At this point, you might be thinking, “Not me.” You’re dogmatic about democracy, regardless of the nonsensical media the other side consumes. Self-government is non-negotiable. If you’re right, there’s still one more problem with casting people who disagree with us as sheeple: our relationships with them. It’s hard to be friends with people who we view as idiots. If we want to reverse our escalating cycle of polarization and hatred, we need to figure out better ways to think about people on the other side.
How to Be Less Condescending
We have all felt the sting of others’ condescending attitudes. Condescension is toxic for our relationships, particularly when people treat our deeply held beliefs as though we blindly or ignorantly arrived at them.
This is one reason why religious people and atheists rub each other the wrong way. Pastors and evangelists often describe people who haven’t found Jesus as lost, depressed, suffering, or deeply broken. Likewise, atheists give religious believers the same treatment. It can’t be that people believe in Christianity because they’ve thought deeply about different worldviews. It must be that they’re brainwashed or terrified of mortality and hell.
Our condescension runs rampant in political interactions as well. Researchers found evidence of this when they brought Biden and Trump supporters into the lab for some 1 on 1 political conversations. Biden and Trump supporters mutually assumed that the other person was feeling more threatened and fearful than they themselves were.
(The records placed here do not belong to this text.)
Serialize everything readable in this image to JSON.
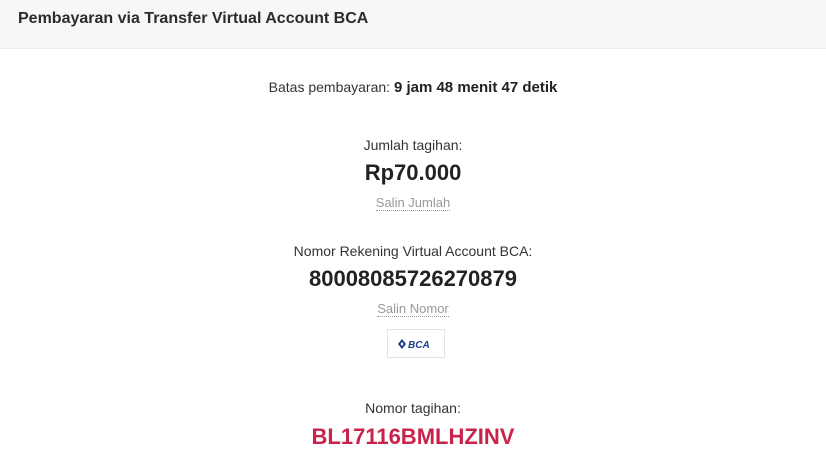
{
  "header": {
    "title": "Pembayaran via Transfer Virtual Account BCA"
  },
  "deadline": {
    "label": "Batas pembayaran: ",
    "value": "9 jam 48 menit 47 detik"
  },
  "amount": {
    "label": "Jumlah tagihan:",
    "value": "Rp70.000",
    "copy_label": "Salin Jumlah"
  },
  "account": {
    "label": "Nomor Rekening Virtual Account BCA:",
    "value": "80008085726270879",
    "copy_label": "Salin Nomor"
  },
  "bank": {
    "logo_text": "BCA",
    "logo_icon": "bca-logo-icon",
    "brand_color": "#1a3f8f"
  },
  "invoice": {
    "label": "Nomor tagihan:",
    "value": "BL17116BMLHZINV",
    "color": "#c8234d"
  }
}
When we fall victim to this infantilizing bias (“they’re just scared babies”), we compromise our ability to have constructive conversations. In the study with Biden and Trump supporters, the more people viewed their conversation partners as threatened and fearful, the more confident they became in their ability to persuade them. But unfortunately, trying to persuade people with facts doesn’t tend to change people’s minds, and often actually backfires, making them more certain of their beliefs.
If we want to be less condescending, we need to recognize how asymmetrical we are when explaining the other side’s beliefs. We all think that we have the facts straight, but that they are a herd of sheeple blinded by irrationality and fear. While we’re likely correct that threats and external influences play a role in shaping their beliefs, it’s unlikely that these influences are unique to one political side.
Taking time to consider how the same factors have shaped our own beliefs can serve us a refreshing dose of intellectual humility. In a study aptly named after Robert Frost’s poem "The Road Not Taken,” participants were prompted to imagine their lives as though they were on the political path less traveled. They envisioned the beliefs their counterfactual selves might hold under different circumstances, such as being raised in a different religious tradition. After this brief exercise, participants reported significantly less hatred toward the other side.
Thinking about how our beliefs might be different if we lived in someone else’s shoes can help us escape the sheeple narrative. Their worldview, just like our own, is justified in light of their particular life experiences and fundamental assumptions about reality. In recognizing this, we can understand their perspective, not necessarily as correct, but as reasonable.
Conclusion
We often try, and fail, to be charitable towards the other side. We're right to reject the idea that our opponents are evil, but we instead view them as brainwashed and scared. Rather than promoting understanding, this view is condescending and only divides us more. If we really want to bridge divides, we need to reject the false binary explanation of our opponents as either stupid or evil.